Una donna anziana disse: “Accetto la sfida”.
Un uomo con un berretto da squadra ha detto: “Puntatemi su cinquanta”.
Qualcuno più avanti ha gridato: “A cento da noi!”
Nel giro di pochi minuti, le persone si passavano telefoni, contanti, nomi, numeri di telefono e link per le donazioni attraverso la Sezione 112, come se fossimo tutti venuti lì apposta per quello.
Paula continuava a ripetere: “Non devi farlo”.
E tutti continuavano a rispondere: “Lo sappiamo”.
Poi mio figlio ha fatto qualcosa che non dimenticherò mai.
Ha chiesto a Paula una foto di Eli e di suo padre scattata durante una partita. Lei gliel’ha mandata.
Pochi minuti dopo, durante un segmento dedicato ai ricordi dei fan, il maxischermo è cambiato.
È apparsa la foto di un uomo che tiene in braccio un bambino, entrambi con indosso la maglia della squadra.
La didascalia recitava:
“Per Mark, sarà per sempre parte della folla.”
Paula emise un piccolo suono accanto a me.
L’intero stadio ha esultato.
La maggior parte delle persone non aveva idea di cosa stesse esultando.

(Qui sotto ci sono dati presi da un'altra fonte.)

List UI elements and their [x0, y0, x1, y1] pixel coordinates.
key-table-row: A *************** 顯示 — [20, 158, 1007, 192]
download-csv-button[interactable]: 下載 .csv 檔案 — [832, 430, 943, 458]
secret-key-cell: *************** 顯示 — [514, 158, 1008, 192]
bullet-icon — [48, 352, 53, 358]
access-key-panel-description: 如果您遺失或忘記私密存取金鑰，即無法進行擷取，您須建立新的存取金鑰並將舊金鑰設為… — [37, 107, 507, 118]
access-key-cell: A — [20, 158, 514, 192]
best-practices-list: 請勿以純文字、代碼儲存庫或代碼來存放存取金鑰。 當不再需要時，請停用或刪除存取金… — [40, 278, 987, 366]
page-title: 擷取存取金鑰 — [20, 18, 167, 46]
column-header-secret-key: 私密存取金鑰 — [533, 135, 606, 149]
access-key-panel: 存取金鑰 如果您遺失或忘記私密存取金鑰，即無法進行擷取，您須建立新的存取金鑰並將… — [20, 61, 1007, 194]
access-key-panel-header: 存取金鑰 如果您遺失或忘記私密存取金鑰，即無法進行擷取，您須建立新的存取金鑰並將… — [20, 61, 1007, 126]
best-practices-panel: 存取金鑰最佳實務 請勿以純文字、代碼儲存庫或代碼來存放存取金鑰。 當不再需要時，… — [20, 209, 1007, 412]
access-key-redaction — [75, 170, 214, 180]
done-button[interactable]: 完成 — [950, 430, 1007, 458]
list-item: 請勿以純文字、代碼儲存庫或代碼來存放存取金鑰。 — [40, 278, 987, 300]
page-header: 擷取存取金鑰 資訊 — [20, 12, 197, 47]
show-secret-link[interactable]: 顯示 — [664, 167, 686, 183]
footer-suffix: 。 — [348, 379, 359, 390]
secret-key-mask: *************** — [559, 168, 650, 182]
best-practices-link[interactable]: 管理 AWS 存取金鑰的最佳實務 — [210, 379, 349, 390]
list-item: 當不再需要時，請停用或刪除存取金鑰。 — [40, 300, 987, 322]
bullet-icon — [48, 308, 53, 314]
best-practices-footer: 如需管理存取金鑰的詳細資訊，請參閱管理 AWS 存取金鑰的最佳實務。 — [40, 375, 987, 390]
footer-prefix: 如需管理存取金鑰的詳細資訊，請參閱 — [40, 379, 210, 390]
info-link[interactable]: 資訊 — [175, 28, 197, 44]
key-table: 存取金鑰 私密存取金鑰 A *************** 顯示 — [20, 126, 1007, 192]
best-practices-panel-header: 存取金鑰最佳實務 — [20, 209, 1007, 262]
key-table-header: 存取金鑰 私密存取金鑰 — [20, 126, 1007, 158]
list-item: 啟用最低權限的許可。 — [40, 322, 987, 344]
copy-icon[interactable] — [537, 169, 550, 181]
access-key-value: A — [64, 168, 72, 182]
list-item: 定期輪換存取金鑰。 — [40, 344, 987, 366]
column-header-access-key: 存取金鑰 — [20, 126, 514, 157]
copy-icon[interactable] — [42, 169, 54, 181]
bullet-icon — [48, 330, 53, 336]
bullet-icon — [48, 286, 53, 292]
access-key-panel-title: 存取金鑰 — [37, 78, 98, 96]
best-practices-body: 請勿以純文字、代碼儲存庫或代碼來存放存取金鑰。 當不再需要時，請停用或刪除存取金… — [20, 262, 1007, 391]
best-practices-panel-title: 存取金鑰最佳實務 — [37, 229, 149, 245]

Ma la Sezione 112 lo sapeva.
Eli si voltò verso il boato.
“Mamma? Cos’è successo?”
Paula gli prese la mano e gli sussurrò lentamente le parole sul palmo.
«Hanno messo papà sullo schermo», sussurrò.
Eli rimase immobile.
Poi sorrise.
Un piccolo sorriso intimo che faceva commuovere anche gli adulti che gli stavano intorno.
Entro il quarto trimestre, la raccolta fondi si era estesa oltre la nostra sezione.
Qualcuno ha pubblicato la storia online. Un account sportivo locale ha condiviso la foto di Eli e di suo padre con la didascalia:
“La Sezione 112 ha mostrato stasera cosa significa essere un vero fan.”
Le donazioni hanno iniziato ad arrivare a un ritmo incalzante.
Al fischio finale, era stata raccolta una somma sufficiente a coprire le giornate lavorative perse da Paula, le sue medicine, i trasporti, le visite di controllo e altro ancora.
Quando le ho mostrato il numero, è rimasta a fissare lo schermo.
“Non può essere vero.”
Dean glielo mostrò di nuovo.
Era tutto vero.
Paula si sedette e pianse mentre Eli teneva il suo pretzel in una mano e con l’altra cercava di raggiungerla.